Listen to a panel of judges answering questions put to them by a school’s live audience. Topics include knife crime, the impact of artificial intelligence on the justice system, human rights law on leaving the EU, and the variety of work undertaken by a judge.
Work has also been taking place to get more judges into schools to explain the justice system and bust some of the myths around what it is to be a judge.
The Judicial Office’s diversity team recently organised a School’s Question Time event in collaboration with the National Justice Museum, which has a base in the Royal Courts of Justice, and Young Citizens which is the largest charity involved in public legal education in the UK.

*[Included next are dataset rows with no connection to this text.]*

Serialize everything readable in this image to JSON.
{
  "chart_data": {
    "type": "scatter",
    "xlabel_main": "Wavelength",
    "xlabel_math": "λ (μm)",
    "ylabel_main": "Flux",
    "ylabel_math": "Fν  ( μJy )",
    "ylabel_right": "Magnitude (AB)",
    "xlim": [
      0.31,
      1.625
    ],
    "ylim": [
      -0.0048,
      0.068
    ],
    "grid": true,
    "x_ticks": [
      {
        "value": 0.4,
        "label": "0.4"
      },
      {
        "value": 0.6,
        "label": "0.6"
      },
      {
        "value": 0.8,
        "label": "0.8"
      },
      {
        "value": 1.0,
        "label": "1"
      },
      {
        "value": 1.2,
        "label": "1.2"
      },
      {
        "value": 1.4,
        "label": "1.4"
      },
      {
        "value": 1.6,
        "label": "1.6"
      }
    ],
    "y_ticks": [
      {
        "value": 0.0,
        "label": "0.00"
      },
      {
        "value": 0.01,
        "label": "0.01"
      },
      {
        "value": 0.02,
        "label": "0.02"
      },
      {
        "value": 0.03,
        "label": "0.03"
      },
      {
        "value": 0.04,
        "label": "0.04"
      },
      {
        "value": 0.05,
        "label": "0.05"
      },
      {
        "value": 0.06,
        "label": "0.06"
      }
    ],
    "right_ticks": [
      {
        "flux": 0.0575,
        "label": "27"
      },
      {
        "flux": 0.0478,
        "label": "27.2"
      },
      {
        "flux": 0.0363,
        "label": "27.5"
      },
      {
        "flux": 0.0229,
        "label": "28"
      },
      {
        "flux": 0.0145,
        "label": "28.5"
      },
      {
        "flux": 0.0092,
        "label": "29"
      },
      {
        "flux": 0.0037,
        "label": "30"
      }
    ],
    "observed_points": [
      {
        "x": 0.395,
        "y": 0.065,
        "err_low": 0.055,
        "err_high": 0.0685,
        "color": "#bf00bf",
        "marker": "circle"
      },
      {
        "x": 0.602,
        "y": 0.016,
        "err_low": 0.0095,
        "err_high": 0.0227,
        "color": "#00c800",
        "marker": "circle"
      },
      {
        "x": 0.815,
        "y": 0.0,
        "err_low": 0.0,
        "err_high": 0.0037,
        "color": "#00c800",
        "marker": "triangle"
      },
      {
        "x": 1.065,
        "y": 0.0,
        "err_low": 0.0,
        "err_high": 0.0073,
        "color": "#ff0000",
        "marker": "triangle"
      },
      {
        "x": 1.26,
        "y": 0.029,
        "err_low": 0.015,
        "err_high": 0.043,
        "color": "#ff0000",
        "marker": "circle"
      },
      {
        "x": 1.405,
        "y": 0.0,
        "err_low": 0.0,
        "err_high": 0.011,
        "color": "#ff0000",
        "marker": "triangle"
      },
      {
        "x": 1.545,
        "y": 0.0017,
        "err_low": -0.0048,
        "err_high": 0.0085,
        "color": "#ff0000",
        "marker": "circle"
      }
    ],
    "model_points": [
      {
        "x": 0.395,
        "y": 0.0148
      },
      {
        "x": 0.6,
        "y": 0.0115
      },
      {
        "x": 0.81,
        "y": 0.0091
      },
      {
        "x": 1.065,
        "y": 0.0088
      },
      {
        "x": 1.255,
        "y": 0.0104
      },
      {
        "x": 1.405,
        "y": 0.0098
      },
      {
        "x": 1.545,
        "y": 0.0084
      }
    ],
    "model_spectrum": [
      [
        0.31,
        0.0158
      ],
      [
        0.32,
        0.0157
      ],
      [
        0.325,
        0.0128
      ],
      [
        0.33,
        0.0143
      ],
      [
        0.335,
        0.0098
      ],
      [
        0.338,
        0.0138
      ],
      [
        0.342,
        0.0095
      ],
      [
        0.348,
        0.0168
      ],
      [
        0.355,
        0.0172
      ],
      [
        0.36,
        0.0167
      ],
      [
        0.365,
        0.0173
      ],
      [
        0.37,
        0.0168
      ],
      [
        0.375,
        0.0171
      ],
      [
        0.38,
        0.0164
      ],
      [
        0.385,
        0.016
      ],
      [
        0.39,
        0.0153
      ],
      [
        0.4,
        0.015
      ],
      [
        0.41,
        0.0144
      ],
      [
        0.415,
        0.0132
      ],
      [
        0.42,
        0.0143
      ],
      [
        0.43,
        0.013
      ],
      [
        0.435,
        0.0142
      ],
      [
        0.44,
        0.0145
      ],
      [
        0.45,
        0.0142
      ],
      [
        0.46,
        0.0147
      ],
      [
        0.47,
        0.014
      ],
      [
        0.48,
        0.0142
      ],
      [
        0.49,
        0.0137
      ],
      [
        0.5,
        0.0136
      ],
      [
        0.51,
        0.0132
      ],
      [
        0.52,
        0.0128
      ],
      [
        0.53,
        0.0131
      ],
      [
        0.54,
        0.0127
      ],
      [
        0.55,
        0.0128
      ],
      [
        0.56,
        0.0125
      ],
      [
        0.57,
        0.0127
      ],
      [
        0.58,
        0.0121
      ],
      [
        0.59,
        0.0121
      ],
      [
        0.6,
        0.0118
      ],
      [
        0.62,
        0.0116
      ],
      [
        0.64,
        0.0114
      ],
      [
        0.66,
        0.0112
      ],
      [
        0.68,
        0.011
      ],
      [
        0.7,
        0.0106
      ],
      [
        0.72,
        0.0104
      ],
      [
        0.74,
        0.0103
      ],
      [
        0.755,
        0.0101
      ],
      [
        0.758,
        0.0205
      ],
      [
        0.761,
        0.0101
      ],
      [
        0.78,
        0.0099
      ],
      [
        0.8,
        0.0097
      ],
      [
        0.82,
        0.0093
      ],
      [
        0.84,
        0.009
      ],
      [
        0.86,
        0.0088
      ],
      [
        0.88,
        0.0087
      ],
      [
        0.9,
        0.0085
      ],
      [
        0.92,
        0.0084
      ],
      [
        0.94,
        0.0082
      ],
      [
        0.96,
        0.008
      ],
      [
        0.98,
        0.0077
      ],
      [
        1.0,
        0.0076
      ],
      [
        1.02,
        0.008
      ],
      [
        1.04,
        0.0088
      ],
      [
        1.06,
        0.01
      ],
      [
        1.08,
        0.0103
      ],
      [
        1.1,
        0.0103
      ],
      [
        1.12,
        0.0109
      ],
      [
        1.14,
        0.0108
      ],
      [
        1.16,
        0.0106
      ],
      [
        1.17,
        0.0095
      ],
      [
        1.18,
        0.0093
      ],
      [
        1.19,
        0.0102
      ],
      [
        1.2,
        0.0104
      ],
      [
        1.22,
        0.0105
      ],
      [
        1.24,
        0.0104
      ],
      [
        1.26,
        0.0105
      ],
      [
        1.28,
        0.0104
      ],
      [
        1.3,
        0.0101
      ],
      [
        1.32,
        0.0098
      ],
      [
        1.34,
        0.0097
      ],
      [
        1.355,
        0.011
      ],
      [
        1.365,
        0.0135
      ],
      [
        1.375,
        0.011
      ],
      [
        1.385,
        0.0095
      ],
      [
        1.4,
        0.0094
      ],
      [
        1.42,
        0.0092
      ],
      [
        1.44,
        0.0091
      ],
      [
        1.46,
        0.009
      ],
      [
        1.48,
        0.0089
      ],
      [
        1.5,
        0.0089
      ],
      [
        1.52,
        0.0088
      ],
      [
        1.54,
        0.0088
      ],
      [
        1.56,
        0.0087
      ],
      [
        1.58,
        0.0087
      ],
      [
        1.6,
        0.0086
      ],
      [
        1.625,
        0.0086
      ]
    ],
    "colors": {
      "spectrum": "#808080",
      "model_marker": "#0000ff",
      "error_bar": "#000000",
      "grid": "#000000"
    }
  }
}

The event was held in Court 4 of the RCJ and there was great excitement as the children arrived to partake. Lady Justice Heather Hallett chaired the panel. She was joined by Mrs Justice Cutts, Deputy Lead Diversity and Community Relations Judge Tan Ikram and DCRJs HHJ Angela Morris and REJ Fiona Monk.
Youngsters from eight local schools attended and put forward a range of questions, from describing a typical day as a judge to whether or not judges have a future with the advancement of artificial intelligence.
When the children were interviewed after the event, it was very clear to see their perceptions of the judiciary had changed in a positive direction from this single event.
Here is a six-minute video with some highlights of the event:
Please click on this link to our YouTube page to watch an hour-long version of the event.
Note to teachers: Questions are time-marked as you may wish to use some of the topics for group discussions (see attachment below).
The judges imparted a lot of useful advice to the school’s audience and Lady Justice Hallett emphasised the importance of effective communication irrespective of what career path is chosen.
“No matter what your background, if you are good enough and have the right qualities, we want you” – Lady Justice Heather Hallett
She spoke about:
- the art of communication and its importance to success
- how to persist with your dreams
- staying professional in the most trying of circumstances
- qualities needed to be a judge such as good listening skills and resilience
- being aware of personal barriers you may put up which may thwart your progress or undermine your confidence
- and making the most of your opportunities.
The overall message is that, if you have the talent and qualities needed and determination to succeed, then irrespective of your background, a judicial career is open to you, alongside a wide range of other careers in the law and the justice system.
Given the success of this event, it is something we hope to replicate in the regions.